Son birkaç yıldır kadınlara, ilişkilerinde çok emek vermemeleri gerektiği bilgisi pompalanıyor. “Bırakın o mücadele etsin” deniyor… Hiçbirine katılmıyorsun o zaman?
Ve daha neler neler… Yok işte erkek mağarasına et getirmekle mutluymuş, ona mücadele etme alanı bırakacakmışım. Kötü davranacakmışım, naz yapacakmışım, kaçacakmışım o kovalayacakmış… Naz da yapmıyorum, mücadele alanı da bırakmıyorum, kaçmıyorum da bilakis koşuyorum. (Gülüyor) Dürüst bir şekilde sevsin, bunu ifade etsin, mağarama da et getirmesin. Ben alırım, gerek yok. (Gülüyor)
“Tabii ki ilişkimize emek verelim” diyorsun o halde?

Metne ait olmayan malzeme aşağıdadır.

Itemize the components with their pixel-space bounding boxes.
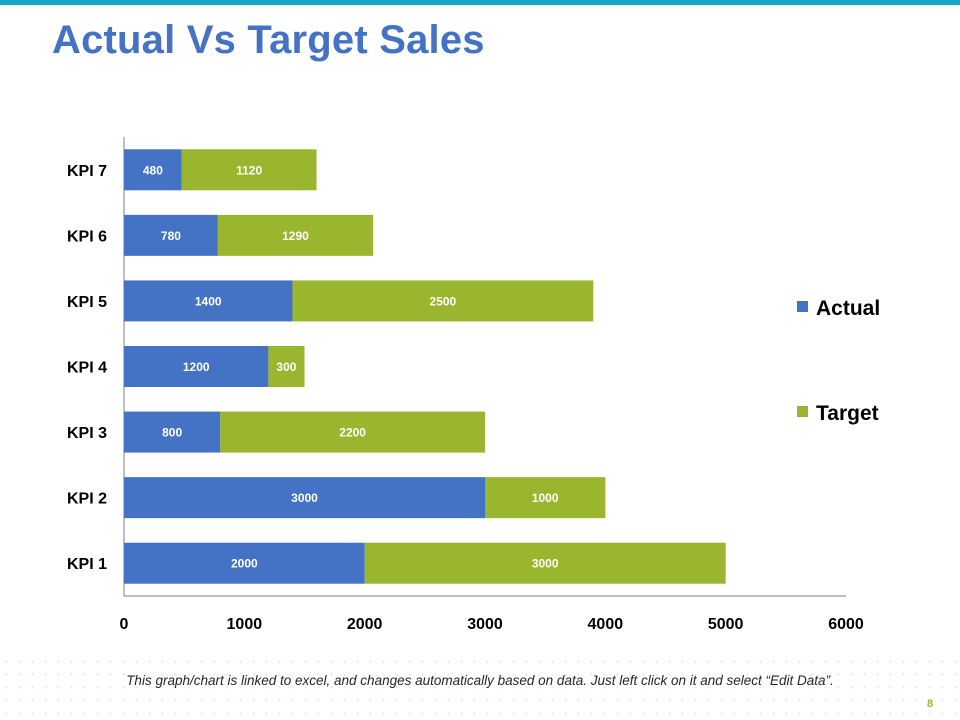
bar-actual [124,542,365,584]
bar-actual [124,214,218,256]
bar-target [220,411,485,453]
data-label-actual: 2000 [231,557,258,571]
legend-swatch-target [797,406,808,417]
x-tick-label: 5000 [708,616,744,633]
top-accent-bar [0,0,960,5]
legend-label-actual: Actual [816,297,880,320]
legend-swatch-actual [797,301,808,312]
data-label-actual: 1200 [183,360,210,374]
data-label-actual: 800 [162,426,182,440]
dotted-footer-pattern [0,655,960,720]
bar-actual [124,477,485,519]
bar-target [181,149,317,191]
data-label-actual: 480 [143,163,163,177]
x-tick-label: 6000 [828,616,864,633]
x-tick-label: 2000 [347,616,383,633]
y-category-label: KPI 2 [67,491,107,508]
y-category-label: KPI 1 [67,556,107,573]
slide-title: Actual Vs Target Sales [52,18,485,62]
data-label-actual: 1400 [195,294,222,308]
data-label-actual: 3000 [291,491,318,505]
data-label-target: 1290 [282,229,309,243]
bar-actual [124,149,182,191]
bar-target [292,280,594,322]
data-label-target: 2200 [339,426,366,440]
data-label-target: 300 [276,360,296,374]
page-number: 8 [927,698,934,710]
x-tick-label: 4000 [588,616,624,633]
data-label-actual: 780 [161,229,181,243]
y-category-label: KPI 3 [67,425,107,442]
legend-label-target: Target [816,402,879,425]
y-category-label: KPI 4 [67,360,107,377]
x-tick-label: 1000 [227,616,263,633]
bar-target [217,214,374,256]
chart-footnote: This graph/chart is linked to excel, and… [126,673,834,688]
y-category-label: KPI 5 [67,294,107,311]
data-label-target: 1000 [532,491,559,505]
bar-actual [124,411,221,453]
bar-target [364,542,726,584]
bar-target [485,477,606,519]
bar-actual [124,280,293,322]
data-label-target: 3000 [532,557,559,571]
x-tick-label: 0 [120,616,129,633]
x-tick-label: 3000 [467,616,503,633]
y-category-label: KPI 7 [67,163,107,180]
data-label-target: 1120 [236,163,262,177]
bar-actual [124,346,269,387]
bar-target [268,346,305,387]
y-category-label: KPI 6 [67,228,107,245]
data-label-target: 2500 [430,294,457,308]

Hem de hep bir ağızdan kadınlar olarak, taktik kovalamadan, sevdiğimiz ve bizi sevdiğini, istediğini net bir şekilde dile getiren insanlara emek verelim, onlarla ilişki kuralım, bu ne idüğü belirsiz ilişkilere, bu zamanın adı konmayan tereddütlü sevgi biçimine baş kaldıralım diyorum. “Beni seviyor mu acaba?” sorusunun kalbimize ve aklımıza düştüğü her anda, aslında sevilmediğimizi bilelim. Gerçek sevgi ve gerçek ilişki ‘acaba?’ dedirtmez çünkü, nettir. Şüphe yoktur.